Tina is a Derry-based textile artist and ex-factory worker. She has project managed the shirt factory project 2013 and has taught many community-based quilt-making workshops.

This project is running as part of 'A Stitch in Time' – funded by The Arts Council, The Baring Foundation, and the Public Health Agency.

  • ‘Writing Workshops’ with Denise Blake, Every Tuesday, 1-3:30pm, 10 April – 1 May (publicly accessible)

Did you – or your mother, aunt, or grandmother – work in a shirt factory? Do you remember the sounds and the smells; the touch of the materials, the hardships and the good times?

Void Gallery would love to help draw out your memories and stories to share them as part of a wider art project. We are planning a series of workshops for storytelling and creative writing in a safe, relaxing atmosphere with a writing facilitator.

The workshops will be held on Tuesdays in April and are open to people of any age and experience – please note you do not need any prior experience to do this workshop, it is open to persons of all abilities. If you are interested, or know someone who would be, please contact hello@derryvoid.com.

Please note: this project is supported by the Arts & Older People Programme. It is therefore only open to participants aged 60+.

This project is running as part of 'A Stitch in Time' – funded by The Arts Council, The Baring Foundation, and the Public Health Agency.


****** The above workshops are publicly accessible and Void are still taking bookings for them. The workshops are FREE but are aimed at women who are 60+. Anyone who is outside of this remit may still be considered if the workshops are not fully subscribed or if someone cancels so any interested parties should email (hello@derryvoid.com), phone (028 71308080)or call into Void (Tues-Sat 11am-5pm). *******


  • ‘Handkerchief Dyeing and Mark Making’ with Karen Cassidy, Seven Oaks Care Centre, Every Tuesday, 11:15-1:15pm, 15 March – 3 May

​During this 4 week programme, resident artist facilitator Karen Cassidy worked with women living with dementia from the Seven Oaks Care Home.

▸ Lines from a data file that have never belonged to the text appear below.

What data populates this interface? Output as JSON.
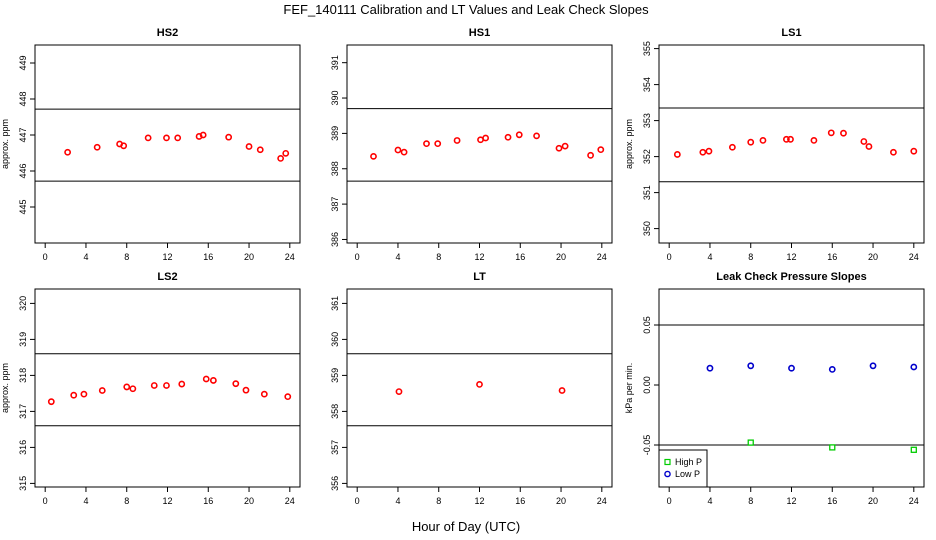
{
  "figure": {
    "title": "FEF_140111  Calibration and LT Values and Leak Check Slopes",
    "xlabel": "Hour of Day (UTC)"
  },
  "chart_data": [
    {
      "type": "scatter",
      "title": "HS2",
      "ylabel": "approx. ppm",
      "xlim": [
        -1,
        25
      ],
      "ylim": [
        444,
        449.5
      ],
      "xticks": [
        0,
        4,
        8,
        12,
        16,
        20,
        24
      ],
      "yticks": [
        445,
        446,
        447,
        448,
        449
      ],
      "hlines": [
        447.72,
        445.72
      ],
      "series": [
        {
          "name": "HS2",
          "color": "#ff0000",
          "x": [
            2.2,
            5.1,
            7.3,
            7.7,
            10.1,
            11.9,
            13.0,
            15.1,
            15.5,
            18.0,
            20.0,
            21.1,
            23.1,
            23.6
          ],
          "y": [
            446.52,
            446.66,
            446.75,
            446.7,
            446.92,
            446.92,
            446.92,
            446.96,
            447.0,
            446.94,
            446.68,
            446.59,
            446.35,
            446.49
          ]
        }
      ]
    },
    {
      "type": "scatter",
      "title": "HS1",
      "ylabel": "",
      "xlim": [
        -1,
        25
      ],
      "ylim": [
        385.9,
        391.5
      ],
      "xticks": [
        0,
        4,
        8,
        12,
        16,
        20,
        24
      ],
      "yticks": [
        386,
        387,
        388,
        389,
        390,
        391
      ],
      "hlines": [
        389.7,
        387.65
      ],
      "series": [
        {
          "name": "HS1",
          "color": "#ff0000",
          "x": [
            1.6,
            4.0,
            4.6,
            6.8,
            7.9,
            9.8,
            12.1,
            12.6,
            14.8,
            15.9,
            17.6,
            19.8,
            20.4,
            22.9,
            23.9
          ],
          "y": [
            388.35,
            388.53,
            388.47,
            388.71,
            388.71,
            388.8,
            388.82,
            388.87,
            388.89,
            388.96,
            388.93,
            388.58,
            388.64,
            388.38,
            388.54
          ]
        }
      ]
    },
    {
      "type": "scatter",
      "title": "LS1",
      "ylabel": "approx. ppm",
      "xlim": [
        -1,
        25
      ],
      "ylim": [
        349.6,
        355.1
      ],
      "xticks": [
        0,
        4,
        8,
        12,
        16,
        20,
        24
      ],
      "yticks": [
        350,
        351,
        352,
        353,
        354,
        355
      ],
      "hlines": [
        353.35,
        351.3
      ],
      "series": [
        {
          "name": "LS1",
          "color": "#ff0000",
          "x": [
            0.8,
            3.3,
            3.9,
            6.2,
            8.0,
            9.2,
            11.5,
            11.9,
            14.2,
            15.9,
            17.1,
            19.1,
            19.6,
            22.0,
            24.0
          ],
          "y": [
            352.06,
            352.12,
            352.15,
            352.26,
            352.4,
            352.45,
            352.48,
            352.48,
            352.45,
            352.66,
            352.65,
            352.42,
            352.28,
            352.12,
            352.15
          ]
        }
      ]
    },
    {
      "type": "scatter",
      "title": "LS2",
      "ylabel": "approx. ppm",
      "xlim": [
        -1,
        25
      ],
      "ylim": [
        314.9,
        320.4
      ],
      "xticks": [
        0,
        4,
        8,
        12,
        16,
        20,
        24
      ],
      "yticks": [
        315,
        316,
        317,
        318,
        319,
        320
      ],
      "hlines": [
        318.6,
        316.6
      ],
      "series": [
        {
          "name": "LS2",
          "color": "#ff0000",
          "x": [
            0.6,
            2.8,
            3.8,
            5.6,
            8.0,
            8.6,
            10.7,
            11.9,
            13.4,
            15.8,
            16.5,
            18.7,
            19.7,
            21.5,
            23.8
          ],
          "y": [
            317.27,
            317.45,
            317.48,
            317.58,
            317.68,
            317.63,
            317.72,
            317.72,
            317.76,
            317.9,
            317.86,
            317.77,
            317.59,
            317.48,
            317.41
          ]
        }
      ]
    },
    {
      "type": "scatter",
      "title": "LT",
      "ylabel": "",
      "xlim": [
        -1,
        25
      ],
      "ylim": [
        355.9,
        361.4
      ],
      "xticks": [
        0,
        4,
        8,
        12,
        16,
        20,
        24
      ],
      "yticks": [
        356,
        357,
        358,
        359,
        360,
        361
      ],
      "hlines": [
        359.6,
        357.6
      ],
      "series": [
        {
          "name": "LT",
          "color": "#ff0000",
          "x": [
            4.1,
            12.0,
            20.1
          ],
          "y": [
            358.55,
            358.75,
            358.58
          ]
        }
      ]
    },
    {
      "type": "scatter",
      "title": "Leak Check Pressure Slopes",
      "ylabel": "kPa per min.",
      "xlim": [
        -1,
        25
      ],
      "ylim": [
        -0.085,
        0.08
      ],
      "xticks": [
        0,
        4,
        8,
        12,
        16,
        20,
        24
      ],
      "yticks": [
        -0.05,
        0.0,
        0.05
      ],
      "ytick_labels": [
        "-0.05",
        "0.00",
        "0.05"
      ],
      "hlines": [
        0.05,
        -0.05
      ],
      "legend": {
        "position": "bottom-left",
        "entries": [
          "High P",
          "Low P"
        ]
      },
      "series": [
        {
          "name": "High P",
          "color": "#00cc00",
          "marker": "square",
          "x": [
            8,
            16,
            24
          ],
          "y": [
            -0.048,
            -0.052,
            -0.054
          ]
        },
        {
          "name": "Low P",
          "color": "#0000cc",
          "marker": "circle",
          "x": [
            4,
            8,
            12,
            16,
            20,
            24
          ],
          "y": [
            0.014,
            0.016,
            0.014,
            0.013,
            0.016,
            0.015
          ]
        }
      ]
    }
  ]
}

They made colourful dyed handkerchiefs in a variety of styles. On the last week, Karen visited the women in the care home, where they made various arrangements with the handkerchiefs – and they even made napkins in the shape of shirts.

  • ‘Hand-Printed History’ with Stephanie Gaumond, TBC

This will comprise of a five week textile printing workshop inspired by the history, people, and stories behind the shirt factories.

  • Louise Walsh, Rattling on the Bars, Exhibition launch  Friday, April 20th, 1- 2:30pm

Louise Walsh spent a month in 1991 in this building when it was a functioning shirt factory called The City Factory, she drew the female factory workers as they worked at various stages of the shirt making process. In 2006 and 2013 she recorded conversations with Shirt factory workers. 

These recordings uncover the unique perspectives of skilled and vibrant Derry workers, highlighting their creative and story-telling talents, engagement with the special impact that the shirt factory industry has had on the development of Derry. Many muse upon the importance of this building and how their lives and the society of Derry was shaped by the many facets of the Shirt Factories.

As part of the Stitch in Time project, Void will present both the drawings and the recordings in The Process Room gallery space.